Evaluation runner

Evaluation runner (evaluation-runner) allows GitLab employees to run evaluations on specific GitLab AI features with one click.

You can run the evaluation on GitLab.com and GitLab-supported self-hosted models.
To view the AI features that are currently supported, see Evaluation pipelines.

Evaluation runner spins up a new GDK instance on a remote environment, runs an evaluation, and reports the result.
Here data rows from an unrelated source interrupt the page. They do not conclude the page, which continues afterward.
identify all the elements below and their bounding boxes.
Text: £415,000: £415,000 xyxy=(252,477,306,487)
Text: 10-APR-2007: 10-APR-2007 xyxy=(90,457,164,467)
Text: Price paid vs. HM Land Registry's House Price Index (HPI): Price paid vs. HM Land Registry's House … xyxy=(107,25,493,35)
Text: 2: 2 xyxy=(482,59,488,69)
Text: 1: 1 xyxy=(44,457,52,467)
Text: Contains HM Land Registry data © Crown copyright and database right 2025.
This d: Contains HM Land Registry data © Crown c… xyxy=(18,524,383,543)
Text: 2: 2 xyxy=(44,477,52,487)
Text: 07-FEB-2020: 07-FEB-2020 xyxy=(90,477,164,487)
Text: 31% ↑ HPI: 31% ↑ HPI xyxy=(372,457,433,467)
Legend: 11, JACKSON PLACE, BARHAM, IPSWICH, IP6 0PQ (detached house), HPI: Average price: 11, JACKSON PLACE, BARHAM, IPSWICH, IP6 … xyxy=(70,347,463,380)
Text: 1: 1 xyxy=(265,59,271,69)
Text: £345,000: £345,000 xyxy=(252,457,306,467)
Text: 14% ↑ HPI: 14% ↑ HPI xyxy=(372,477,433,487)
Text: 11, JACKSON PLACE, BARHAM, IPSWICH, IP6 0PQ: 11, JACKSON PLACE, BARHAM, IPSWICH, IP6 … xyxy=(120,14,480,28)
For more details, view the evaluation-runner repository.

Architecture

flowchart LR
  subgraph EV["Evaluators"]
    PL(["PromptLibrary/ELI5"])
    DSIN(["Input Dataset"])
  end

  subgraph ER["EvaluationRunner"]
    CI["CI/CD pipelines"]
    subgraph GDKS["Remote GDKs"]
        subgraph GDKM["GDK-master"]
          bl1["GitLab Duo features on master branch"]
          fi1["fixtures (Issue,MR,etc)"]
        end
        subgraph GDKF["GDK-feature"]
          bl2["GitLab Duo features on feature branch"]
          fi2["fixtures (Issue,MR,etc)"]
        end
    end
  end

  subgraph MR["MergeRequests"]
    GRMR["GitLab-Rails MR"]
    GRAI["AI Gateway MR"]
  end

  MR -- [1] trigger --- CI
  CI -- [2] spins up --- GDKS
  PL -- [3] get responses and evaluate --- GDKS